スラバヤ沖海戦で沈没の連合軍軍艦が消えた 海底から資源業者が勝手に回収か
スラバヤ沖海戦の記念祝典に参加するインドネシア軍兵士 Didik Suhartono-REUTERS
<第2次大戦中、インドネシアのスラバヤ沖で日本軍が沈めた連合国の艦船の船体が、遺骨と共に姿を消した。海の底に沈んで回収できない遺骨は船を墓に見立てて永遠に保存するもの。イギリスやオランダはインドネシアに徹底調査を求めているが、いったい何が起こったのか>
インドネシア・ジャワ島東部の都市スラバヤはインドネシア有数の港湾都市であると同時に海軍兵学校、海軍基地のある軍都でもある。第2次大戦中この軍都の北西約50キロの海域で日本海軍と連合国艦艇による海戦があった。「スラバヤ沖海戦」がその海戦で、日本側の勝利で連合国艦艇8隻が海の藻屑と消えた。

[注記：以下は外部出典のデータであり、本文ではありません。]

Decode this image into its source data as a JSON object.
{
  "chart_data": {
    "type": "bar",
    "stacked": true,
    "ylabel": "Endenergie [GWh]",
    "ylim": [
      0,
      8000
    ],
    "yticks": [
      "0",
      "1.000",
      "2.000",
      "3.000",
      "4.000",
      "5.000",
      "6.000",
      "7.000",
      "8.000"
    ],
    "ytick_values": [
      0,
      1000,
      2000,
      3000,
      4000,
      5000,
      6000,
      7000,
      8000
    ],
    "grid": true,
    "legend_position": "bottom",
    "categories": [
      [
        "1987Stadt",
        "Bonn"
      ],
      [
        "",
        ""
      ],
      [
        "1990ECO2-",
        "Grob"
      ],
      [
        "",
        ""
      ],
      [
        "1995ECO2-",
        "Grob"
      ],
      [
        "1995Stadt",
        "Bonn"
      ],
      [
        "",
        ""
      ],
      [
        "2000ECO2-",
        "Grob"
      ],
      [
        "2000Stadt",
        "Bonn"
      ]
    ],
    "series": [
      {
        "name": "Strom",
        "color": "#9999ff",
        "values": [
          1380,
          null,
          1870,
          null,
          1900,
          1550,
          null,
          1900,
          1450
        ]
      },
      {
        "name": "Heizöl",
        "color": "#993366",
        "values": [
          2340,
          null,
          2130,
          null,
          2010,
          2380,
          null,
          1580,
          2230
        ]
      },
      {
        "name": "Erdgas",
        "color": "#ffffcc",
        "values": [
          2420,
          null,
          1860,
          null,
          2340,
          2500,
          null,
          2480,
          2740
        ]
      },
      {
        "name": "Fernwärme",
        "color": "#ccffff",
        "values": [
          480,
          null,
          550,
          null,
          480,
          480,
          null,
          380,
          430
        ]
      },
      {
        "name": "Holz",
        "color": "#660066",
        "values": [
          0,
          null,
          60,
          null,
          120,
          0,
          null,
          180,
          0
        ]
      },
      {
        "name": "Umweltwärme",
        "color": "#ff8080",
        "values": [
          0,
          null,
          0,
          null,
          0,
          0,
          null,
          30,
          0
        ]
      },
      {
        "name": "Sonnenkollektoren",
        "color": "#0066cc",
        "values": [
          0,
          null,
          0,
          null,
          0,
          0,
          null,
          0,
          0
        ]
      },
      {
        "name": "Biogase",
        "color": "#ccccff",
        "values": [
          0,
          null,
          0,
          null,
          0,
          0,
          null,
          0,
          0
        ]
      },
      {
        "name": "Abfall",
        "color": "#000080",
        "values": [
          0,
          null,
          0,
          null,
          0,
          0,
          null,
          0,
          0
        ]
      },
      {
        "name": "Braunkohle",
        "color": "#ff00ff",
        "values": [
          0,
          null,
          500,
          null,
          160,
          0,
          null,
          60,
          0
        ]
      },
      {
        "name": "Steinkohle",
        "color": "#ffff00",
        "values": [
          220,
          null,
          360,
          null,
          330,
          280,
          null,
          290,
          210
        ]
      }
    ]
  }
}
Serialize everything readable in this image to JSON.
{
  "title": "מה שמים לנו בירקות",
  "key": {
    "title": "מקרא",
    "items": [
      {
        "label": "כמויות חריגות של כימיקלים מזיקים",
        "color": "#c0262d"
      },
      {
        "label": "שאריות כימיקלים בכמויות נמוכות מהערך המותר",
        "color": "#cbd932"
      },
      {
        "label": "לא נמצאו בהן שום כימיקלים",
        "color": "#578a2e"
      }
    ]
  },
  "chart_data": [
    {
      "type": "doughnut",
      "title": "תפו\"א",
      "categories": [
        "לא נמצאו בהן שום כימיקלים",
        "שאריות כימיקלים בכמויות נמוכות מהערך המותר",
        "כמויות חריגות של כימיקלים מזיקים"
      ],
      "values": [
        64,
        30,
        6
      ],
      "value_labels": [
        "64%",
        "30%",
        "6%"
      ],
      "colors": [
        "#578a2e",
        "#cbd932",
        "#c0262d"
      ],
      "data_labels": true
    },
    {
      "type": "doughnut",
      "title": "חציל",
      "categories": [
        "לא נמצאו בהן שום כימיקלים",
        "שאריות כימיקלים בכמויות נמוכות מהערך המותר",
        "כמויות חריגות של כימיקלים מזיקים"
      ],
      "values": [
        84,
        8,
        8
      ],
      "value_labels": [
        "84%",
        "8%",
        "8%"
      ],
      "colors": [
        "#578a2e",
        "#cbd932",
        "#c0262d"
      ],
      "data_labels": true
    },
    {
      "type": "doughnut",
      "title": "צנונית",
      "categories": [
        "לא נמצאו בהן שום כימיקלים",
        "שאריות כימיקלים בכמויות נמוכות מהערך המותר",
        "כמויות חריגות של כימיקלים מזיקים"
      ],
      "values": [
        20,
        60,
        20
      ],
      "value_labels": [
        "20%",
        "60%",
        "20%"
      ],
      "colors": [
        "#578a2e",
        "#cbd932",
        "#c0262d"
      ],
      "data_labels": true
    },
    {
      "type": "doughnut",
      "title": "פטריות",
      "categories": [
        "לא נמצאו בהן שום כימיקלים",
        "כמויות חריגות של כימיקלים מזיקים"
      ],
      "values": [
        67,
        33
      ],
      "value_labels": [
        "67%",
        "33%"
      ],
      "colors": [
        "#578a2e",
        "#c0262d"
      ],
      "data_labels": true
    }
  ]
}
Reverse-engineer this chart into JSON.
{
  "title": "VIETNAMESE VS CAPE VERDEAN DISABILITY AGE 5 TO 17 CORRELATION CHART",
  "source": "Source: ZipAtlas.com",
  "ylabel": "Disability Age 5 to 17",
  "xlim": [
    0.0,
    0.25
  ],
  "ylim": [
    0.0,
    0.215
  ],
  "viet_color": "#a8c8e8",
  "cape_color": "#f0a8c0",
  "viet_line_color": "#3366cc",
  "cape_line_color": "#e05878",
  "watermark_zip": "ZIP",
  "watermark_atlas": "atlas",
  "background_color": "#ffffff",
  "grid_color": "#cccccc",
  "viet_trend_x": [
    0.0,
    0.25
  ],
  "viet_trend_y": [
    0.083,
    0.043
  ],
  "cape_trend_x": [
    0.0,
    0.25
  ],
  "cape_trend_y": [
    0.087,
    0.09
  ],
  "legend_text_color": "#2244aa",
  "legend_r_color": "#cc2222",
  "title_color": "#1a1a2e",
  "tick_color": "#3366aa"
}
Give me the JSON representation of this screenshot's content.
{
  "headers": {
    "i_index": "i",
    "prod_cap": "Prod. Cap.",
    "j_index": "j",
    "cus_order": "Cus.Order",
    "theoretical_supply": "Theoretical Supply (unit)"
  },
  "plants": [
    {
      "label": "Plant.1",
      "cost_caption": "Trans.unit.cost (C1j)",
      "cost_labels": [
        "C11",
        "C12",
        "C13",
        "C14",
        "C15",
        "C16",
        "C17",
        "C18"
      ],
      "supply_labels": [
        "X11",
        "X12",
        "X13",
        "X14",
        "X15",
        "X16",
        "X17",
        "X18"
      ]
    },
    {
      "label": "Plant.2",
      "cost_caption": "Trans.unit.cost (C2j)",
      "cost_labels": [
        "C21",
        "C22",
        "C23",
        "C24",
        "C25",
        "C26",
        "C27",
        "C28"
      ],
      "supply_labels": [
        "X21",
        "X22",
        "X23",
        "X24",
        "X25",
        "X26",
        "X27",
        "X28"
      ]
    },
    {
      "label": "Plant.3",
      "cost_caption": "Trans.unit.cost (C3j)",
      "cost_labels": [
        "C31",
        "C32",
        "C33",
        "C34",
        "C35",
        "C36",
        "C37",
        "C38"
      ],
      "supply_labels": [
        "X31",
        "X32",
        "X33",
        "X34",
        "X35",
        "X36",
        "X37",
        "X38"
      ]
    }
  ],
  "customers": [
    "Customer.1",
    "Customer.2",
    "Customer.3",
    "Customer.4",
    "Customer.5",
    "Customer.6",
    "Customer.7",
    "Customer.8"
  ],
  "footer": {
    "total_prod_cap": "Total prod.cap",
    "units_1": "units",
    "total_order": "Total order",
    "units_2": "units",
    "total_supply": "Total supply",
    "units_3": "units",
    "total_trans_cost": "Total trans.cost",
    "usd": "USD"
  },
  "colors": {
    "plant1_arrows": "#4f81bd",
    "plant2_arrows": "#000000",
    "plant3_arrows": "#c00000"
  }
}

2017年の「スラバヤ沖海戦71周年」の記念行事準備のため、2002年と2006年にそれぞれ民間人ダイバーが発見、確認した同海域の海底約50メートルに眠る7隻の連合国軍艦艇のその後の様子を確認するために、このほど国際合同チームのダイバーたちが改めて潜ったところ驚くべき事実が判明した。
沈没して海底に横たわっていたはずのオランダ海軍の軍艦3隻、英国海軍の軍艦3隻、さらに2006年発見の米海軍潜水艦の計7隻のうち、潜水艦を含む5隻の船体が消えてなくなり、残る2隻もその大半が消失していたのだ。実際に潜ったダイバーたちによると、沈没した海底には何かを引きずったような形跡が残されていたという。
「沈没艦艇は戦死者の墓標」
スラバヤ沖海戦ではオランダ海軍の軽巡洋艦「デ・ロイテル」「ジャワ」、駆逐艦「コルテノール」、英海軍の重巡洋艦「エクセター」、駆逐艦「エレクトラ」「ジュピター」「エンカウンター」、米海軍駆逐艦「ポープ」、潜水艦「パーチ」の計9隻が日本軍の攻撃で沈没した。
このうち「ジュピター」と「ポーチ」を除く7隻の沈没した船体が海底で確認されていたが、今回の合同調査チームダイバーの潜水調査で「エクセター」「デ・ロイヤル」「ジャワ」「エンカウンター」「パーチ」の5隻の船体がほぼ完全に海底から消え、「コルテノール」と「エレクトラ」は船体の大半が失われていたという。
連合国軍の記録などによると7隻の沈没艦艇は計2200人の海軍軍人の遺骨と共に海底に眠っているはずで、その遺骨の行方も船体とともに不明となっているという。